If the flaw affects the safety and well-being of customers, surely they should be informed as soon as the problem has been identified. It is, after all, the natural response people would expect from a responsible manufacturer.
In the car industry, when the Mercedes A-Class failed the elk test - the car rolled when forced to avoid a stationary object such as an elk on the road - Mercedes spent a vast sum of money fixing the problem. And it produced a car that would keep its customers safe in the unlikely event of having to confront large mammals.

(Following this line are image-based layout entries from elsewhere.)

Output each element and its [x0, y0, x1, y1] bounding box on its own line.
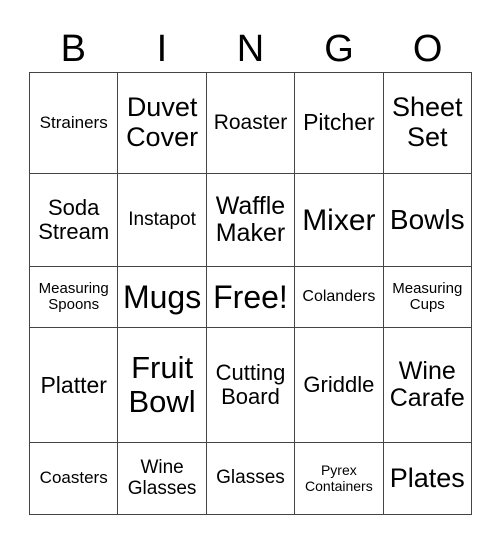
- bingo-cell[interactable]: Duvet Cover: [117, 72, 207, 174]
- bingo-cell[interactable]: Pyrex Containers: [294, 442, 384, 515]
- bingo-cell[interactable]: Mugs: [117, 266, 207, 328]
- header-letter-i: I: [156, 28, 168, 70]
- bingo-cell[interactable]: Measuring Spoons: [28, 266, 119, 328]
- header-letter-n: N: [236, 28, 265, 70]
- bingo-cell[interactable]: Strainers: [28, 72, 119, 174]
- header-letter-g: G: [324, 28, 354, 70]
- bingo-cell[interactable]: Instapot: [117, 172, 207, 268]
- bingo-cell[interactable]: Roaster: [205, 72, 296, 174]
- bingo-cell[interactable]: Cutting Board: [205, 326, 296, 444]
- header-letter-b: B: [60, 28, 86, 70]
- bingo-cell[interactable]: Wine Carafe: [382, 326, 473, 444]
- bingo-cell[interactable]: Fruit Bowl: [117, 326, 207, 444]
- bingo-cell[interactable]: Soda Stream: [28, 172, 119, 268]
- bingo-cell[interactable]: Coasters: [28, 442, 119, 515]
- bingo-cell[interactable]: Bowls: [382, 172, 473, 268]
- bingo-cell[interactable]: Pitcher: [294, 72, 384, 174]
- bingo-cell[interactable]: Wine Glasses: [117, 442, 207, 515]
- bingo-header: B I N G O: [29, 26, 472, 72]
- grid-row: Soda Stream Instapot Waffle Maker Mixer …: [28, 172, 473, 268]
- bingo-cell[interactable]: Colanders: [294, 266, 384, 328]
- grid-row: Platter Fruit Bowl Cutting Board Griddle…: [28, 326, 473, 444]
- bingo-cell[interactable]: Mixer: [294, 172, 384, 268]
- header-letter-o: O: [412, 28, 443, 70]
- grid-row: Strainers Duvet Cover Roaster Pitcher Sh…: [28, 72, 473, 174]
- grid-row: Measuring Spoons Mugs Free! Colanders Me…: [28, 266, 473, 328]
- bingo-cell[interactable]: Glasses: [205, 442, 296, 515]
- grid-row: Coasters Wine Glasses Glasses Pyrex Cont…: [28, 442, 473, 515]
- bingo-cell[interactable]: Measuring Cups: [382, 266, 473, 328]
- bingo-cell[interactable]: Plates: [382, 442, 473, 515]
- bingo-cell[interactable]: Griddle: [294, 326, 384, 444]
- bingo-cell[interactable]: Platter: [28, 326, 119, 444]
- bingo-cell[interactable]: Waffle Maker: [205, 172, 296, 268]
- bingo-grid: Strainers Duvet Cover Roaster Pitcher Sh…: [28, 72, 473, 515]
- bingo-cell[interactable]: Sheet Set: [382, 72, 473, 174]
- free-space-cell[interactable]: Free!: [205, 266, 296, 328]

Does the software industry behave in such a responsible manner? Not bloody likely. Not only do users have to put up with second-rate software that has not even passed rudimentary levels of quality assurance, but they are not told when things go wrong. Users are also asked to consider bugs a necessary evil of the fast pace of IT development. They are not.
The IT industry really has a lot to answer for. It warned of the risk of a Y2K catastrophe yet, at the same time, developed hardware and software that still lacked proper date handling. This is unforgivable.
Last week Computer Weekly learnt of a security hole in Microsoft Internet Information Server 4.0. The Web is extremely important for business users. A bug on a firm's Web server could seriously damage their Internet-based business and ruin their reputation. For more than a week, Microsoft failed to publicise the problem or produce a fix. This simply isn't good enough.